10 Comments leave one →
  1. javaid aslam permalink
    October 22, 2021 9:22 pm

    I suppose you meant ” … we are given two finite groups {G} and {H} of degree (not order) {n}”.

  2. October 23, 2021 10:57 am

    Thx for the instructive article Prof. Lipton. I might pass a long a somewhat easier and better claim Heiko and I proved this year and which will appear in FOCS proceedings 2022 ( arXiv:2011.03133). We prove:

    Theorem 1. There is a dense subset Υ ⊂ N and a deterministic multitape Turing machine that decides Υ-GroupIso for n ∈ Υ in time O(n^2(log n)^c) for some constant c.

    Along with that we show you can prove a Cayley table is the multiplication of a group in nearly linear time.

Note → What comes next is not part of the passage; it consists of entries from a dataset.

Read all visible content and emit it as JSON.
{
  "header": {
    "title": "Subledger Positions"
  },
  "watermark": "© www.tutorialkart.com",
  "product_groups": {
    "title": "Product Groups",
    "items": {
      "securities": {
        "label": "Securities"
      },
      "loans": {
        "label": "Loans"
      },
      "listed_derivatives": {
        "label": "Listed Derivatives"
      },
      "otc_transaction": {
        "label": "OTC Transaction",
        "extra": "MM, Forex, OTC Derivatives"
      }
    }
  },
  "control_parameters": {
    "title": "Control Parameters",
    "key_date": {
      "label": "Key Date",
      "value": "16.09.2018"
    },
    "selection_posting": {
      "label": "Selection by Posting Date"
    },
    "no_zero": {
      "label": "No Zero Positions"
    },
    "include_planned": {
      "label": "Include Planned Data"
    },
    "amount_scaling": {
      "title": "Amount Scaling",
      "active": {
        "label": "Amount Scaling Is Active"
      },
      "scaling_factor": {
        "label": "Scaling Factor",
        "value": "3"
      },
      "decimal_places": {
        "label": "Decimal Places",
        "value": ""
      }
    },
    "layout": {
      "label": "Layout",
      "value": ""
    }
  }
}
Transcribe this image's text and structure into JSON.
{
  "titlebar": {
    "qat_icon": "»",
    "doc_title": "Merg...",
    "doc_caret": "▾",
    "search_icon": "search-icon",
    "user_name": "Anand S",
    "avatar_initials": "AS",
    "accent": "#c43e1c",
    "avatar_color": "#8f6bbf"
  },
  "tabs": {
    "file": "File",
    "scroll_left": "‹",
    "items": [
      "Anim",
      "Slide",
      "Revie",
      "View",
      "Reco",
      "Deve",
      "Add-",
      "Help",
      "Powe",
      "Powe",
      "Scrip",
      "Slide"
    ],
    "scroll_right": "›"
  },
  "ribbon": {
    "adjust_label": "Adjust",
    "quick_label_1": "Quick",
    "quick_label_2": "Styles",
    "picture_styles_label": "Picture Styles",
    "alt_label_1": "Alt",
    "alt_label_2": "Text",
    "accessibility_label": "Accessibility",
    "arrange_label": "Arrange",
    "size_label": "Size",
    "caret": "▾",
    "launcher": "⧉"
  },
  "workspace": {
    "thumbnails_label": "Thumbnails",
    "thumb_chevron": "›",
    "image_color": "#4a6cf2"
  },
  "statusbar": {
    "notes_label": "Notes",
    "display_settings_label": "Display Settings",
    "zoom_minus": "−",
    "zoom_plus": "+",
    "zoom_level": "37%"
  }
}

To proof use a mix of group theory, number theory, and some special data structures studied by Sims, Babai, Luks, and Knuth. We hope it will inspire more progress on this indeed “Annoying Problem”. For interested readers the introduction and bibliography give an account of the many recent efforts on this problem.

  3. Testing permalink
    October 24, 2021 3:22 pm

    Why is this problem important?

    • October 25, 2021 12:31 pm

      It is a major special case of the Graph Isomorphism problem, and like it is one of the few remaining natural problems that currently has “NP-Intermediate” status between being (known to be) in P versus NP-complete. The relation between GpI and GI speaks to how much combinatorics of the latter is captured by group theory.

      • Testing permalink
        October 25, 2021 7:01 pm

        Why is this problem important to CS theory if this problem is in P? I think you are addressing the importance of CS theory to this problem so that it can be placed in P.

      • test3 permalink
        November 2, 2021 10:32 pm

        Choosing an “NP-intermediate” in that manner may advance CS in an important way?
        If P is NP, the capture is 100%. Otherwise, any significance?

    • October 26, 2021 10:55 am

      Personal answer: Graph Isomorphism is the base case of comparing data, Groups are the inductive step.

      To expand, programs use ‘equals’ but that only compares things precisely, as bits in memory. But data is often more nuanced “equivalent up to …” and you get a tower of ever finer equivalences ending in the precise machine level bits in memory. Formally that is known as an n-groupoid (n-levels). I.e. transitive law-> group multiplication, symmetric law->inverses, reflexive law->identity. The finite isomorphism problem on the base case n=0 is essentially reducible to GI, folks say “GI is universal for structure”. For n>0 the problem becomes GpI.

      Real question: maybe equality always requires some up front harder problem like GI, but after that GpI takes over and is perhaps much easier. Presently though both are equally hard.

      Back down to earth: my goal (and that of many others) is to see us make better tools for equality so we might for example decrease the amounts of wasted storage on duplicates and see past differences in the process of data collection and see the actual information. GI and GpI get at the heart of the hard problems in this effort.

      • Testing permalink
        October 27, 2021 1:22 am

        I understand all this but what use is this problem or GI being in P is to CS theory assuming P is NP?

  4. javaid aslam permalink
    October 30, 2021 4:08 am

    @Testing: Yes if NP==P, then it all amounts to nothing– nothing more than a polynomial transformation.

  5. javaid aslam permalink
    October 30, 2021 11:41 am

    BTW, there are many many “stupid questions”, that remain stupid. Yet another one is enumeration of the perfect matching in a complete bipartite graph.